余計な明かりはなく、ただただ静かで暗い空間。うっすらと漂うのは花と草、それから土の香り。そのなかで見上げた空は、淡く光る細い月の周りで星が幾重にも瞬いて、すごく綺麗だった。
……この空を、新人騎士達はどんな気持ちで見ていたんだろう。
見たこともない魔物に、どれほどの恐怖を覚えただろう。
未来を夢見たはずの騎士達を思って……魔物が、憎いと思って……悔しかった。
なんで、こんなことになっているんだろう。
私達、王立魔法研究所と騎士団が協力したら、もっと違った結果があったんじゃないかな、なんて考えてしまう。

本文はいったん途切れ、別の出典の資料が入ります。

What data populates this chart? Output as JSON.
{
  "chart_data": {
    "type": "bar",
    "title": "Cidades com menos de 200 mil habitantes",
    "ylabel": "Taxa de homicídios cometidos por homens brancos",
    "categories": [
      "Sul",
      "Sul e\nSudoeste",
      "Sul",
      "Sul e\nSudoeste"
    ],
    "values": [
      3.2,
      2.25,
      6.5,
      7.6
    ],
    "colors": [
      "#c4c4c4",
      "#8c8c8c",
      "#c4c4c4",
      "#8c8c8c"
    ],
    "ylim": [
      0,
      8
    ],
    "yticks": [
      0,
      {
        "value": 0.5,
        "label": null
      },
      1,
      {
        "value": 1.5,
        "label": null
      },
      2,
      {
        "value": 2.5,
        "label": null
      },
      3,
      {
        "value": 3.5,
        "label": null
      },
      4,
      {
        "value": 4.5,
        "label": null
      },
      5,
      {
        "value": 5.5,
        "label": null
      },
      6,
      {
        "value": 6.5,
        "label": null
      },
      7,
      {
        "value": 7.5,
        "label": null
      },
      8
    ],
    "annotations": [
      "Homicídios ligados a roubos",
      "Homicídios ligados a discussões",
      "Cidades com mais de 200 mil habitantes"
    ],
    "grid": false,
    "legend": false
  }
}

そのために、この研究所が設立されたんじゃないのかな……って。
そもそも、その魔物達は、どこから……。
不意に、心臓のあたりがぎゅーっと痛くなった。
討伐対象の魔物は、この国にはいないものだとメッシュが言っていたよね。
つまり、魔物は国の外から来たことになる。――なら、どこか。……そんなの、ほかの国に決まってるじゃない。
侵略。
その二文字が脳裏を過ぎったとき、不意に後ろから声がした。
「あれ、デュー?」
「ひゃ……っ! あ、メッシュ?」
びくんと肩を跳ねさせながら、できうる限りの速さで振り向いた私の目は、暗闇のなかこっちに歩いてくる小柄の少年……もとい、青年の姿を捉える。
「どうしたのメッシュ? 眠れない?」
思わず聞くと、表情がよく見える位置までやってきた彼は、思いっ切り苦笑した。
「ええ? それ、僕の台詞だよ~?」
「え、あ、そっか」
確かに、ここには翼竜がいる。メッシュがお世話しに来たんだとしたら、私がいるほうが変だよね。
なるほど、と納得していると、
「……それじゃあ、改めて。どうしたのデュー? 眠れないの?」
メッシュはにっこりと微笑みながら、小首を傾げてみせた。
ほんわかした彼の声に、私も頬を緩ませる。
「うん、実はそうなんだ。だから、少し夜風に当たりに来たの」
「そっか! じゃあ、少しだけお話しようー。こっちにどうぞ~」
メッシュはするすると私の隣を通り、手招きをした。
断る理由はない。私は彼のあとに付いていき、言われるがままに噴水の前にあるベンチに腰掛ける。
さらさらと水が流れる音。引かれた水路に流れ出す水が、縁に当たってちゃぷりと跳ねた。